By the time Erika got outside, he was crossing the parking lot in skates. Since he walked like a bow-legged cowboy in women’s high heel pumps, she easily caught up. “You’re going to ruin your blades.”
“So.”
“Have you ever driven the truck with ice skates on?”
“Maybe.”
“You’re in such a hurry to get away from me you couldn’t take two seconds to put your guards on or change into sneakers?”
“Guess so.”
“You weren’t mad at the barbecue. Why now?”
He ignored the question.
“Billy.” She grabbed him. He dropped his keys. “Were you uncomfortable with…the gay stuff?”
“You know me better than that,” he said.
“I thought I did.” When a flustered Billy bent over for his New York Rangers keyring, Erika recalled the word manhole, and had to swish her forehead with the back of her hand. “Then it’s still that night…when I didn’t come over and didn’t call?”
“Never mind.”
“Fine. Be that way. I thought you could come back to the house.”
“Etsuko’s at Mom and Dad’s. Why would I?”
“Fine. I’ll just go hang out alone until Tom Alan and Milo get tired of showering with the 2012 and 2016 U.S. Olympic gymnastics team. They’ll probably get home around Thanksgiving.”
“Tom Alan and Milo. Tom Alan and Milo. Tom Alan and Milo!” Billy’s tone indicated he may have hit the terrible twos ahead of Etsuko. “Everything’s about Tom Alan and Milo with you.”
“What’s that supposed to mean?”
“You know why you’re alone? Why you don’t have a boyfriend? Why all of your dates turn to crap?”r />
“I have a feeling you’re going to tell me.”
“Because you’re hung up on someone else.”
“You’re right. It’s y—”
“A totally gay dude…maybe two.”
“Oh.”
“You’re not going to deny it?”
How could she?
“Look,” Billy said. “You’ve made a family—”
“One that includes you.”
“Does it? When?”
“Tonight! Any night. Every night. Anytime you want.”
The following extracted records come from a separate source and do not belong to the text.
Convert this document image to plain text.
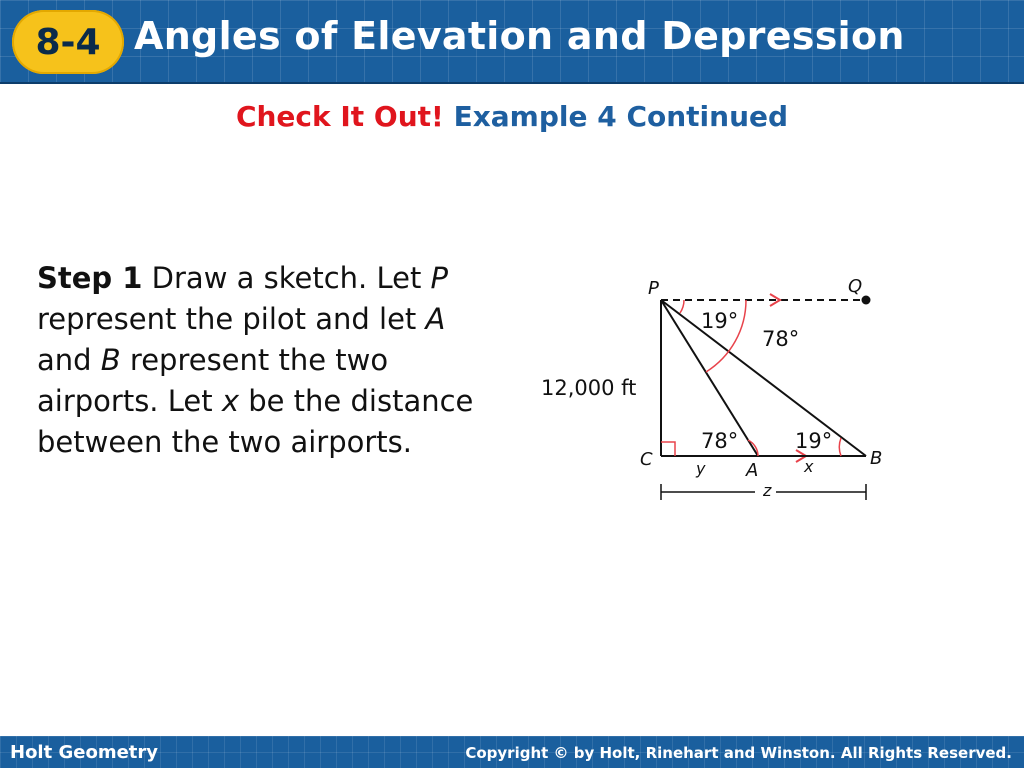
8-4 Angles of Elevation and Depression
Check It Out! Example 4 Continued
Step 1 Draw a sketch. Let P represent the pilot and let A and B represent the two airports. Let x be the distance between the two airports.
P	Q
C
A
B
19°
78°
78°	19°
12,000 ft
y	x
z
Holt Geometry	Copyright © by Holt, Rinehart and Winston. All Rights Reserved.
“Except when Tom Alan or Milo want you more.”
“It was Jesse, not—”
“I’m not talking about that night. How about…Let’s talk about tonight. Who fed Etsuko her very first bite of hot dog ever at the barbecue? Milo. Who put on her PJs to go to my mother’s house? Tom.”
“They thought they were helping so you could relax.”
“Defend them. Always. When I told you to bring my daughter to the pool, who did you hand her off to?”
Erika tried to recall. “You.”
“Nope. Think harder.”
“Oh.”
“The only thing you don’t turn to them for is when you’re horny. Oops. Wrong again. Sometimes you do.”
“Billy.”
“You watch them have sex. You told me that.” He never considered lowering his voice until he got to the second part. Fortunately, they seemed to have the parking lot to themselves. “How long until you join them in their bed? Then you won’t need me at all.”
“Billy.” Erika tried to remember the speech she had prepared. What was the word she was going to use—fixation…crush…? Infatuation, that was it.
“Does it turn you on?”
“Yes.” She couldn’t lie. “I don’t know if it’s, you know, in general, or if it’s more about Tom Alan, to be honest.”
Billy fell back against the side of his blue Ranger. “Jesus, Rika. Have you never watched Will and Grace? Tom is your best friend, and somewhere, from what you’re saying, I guess, you’re still hung up on him as more.”
“Yes.”
“So, let’s see. If I’m lucky, after him and Etsuko, your mom, and figure skating, I come in, like, fifth. And that would be okay, except I have a feeling once you add Fisher, I come in sixth. Etsuko is going to say Booger before she says dada.”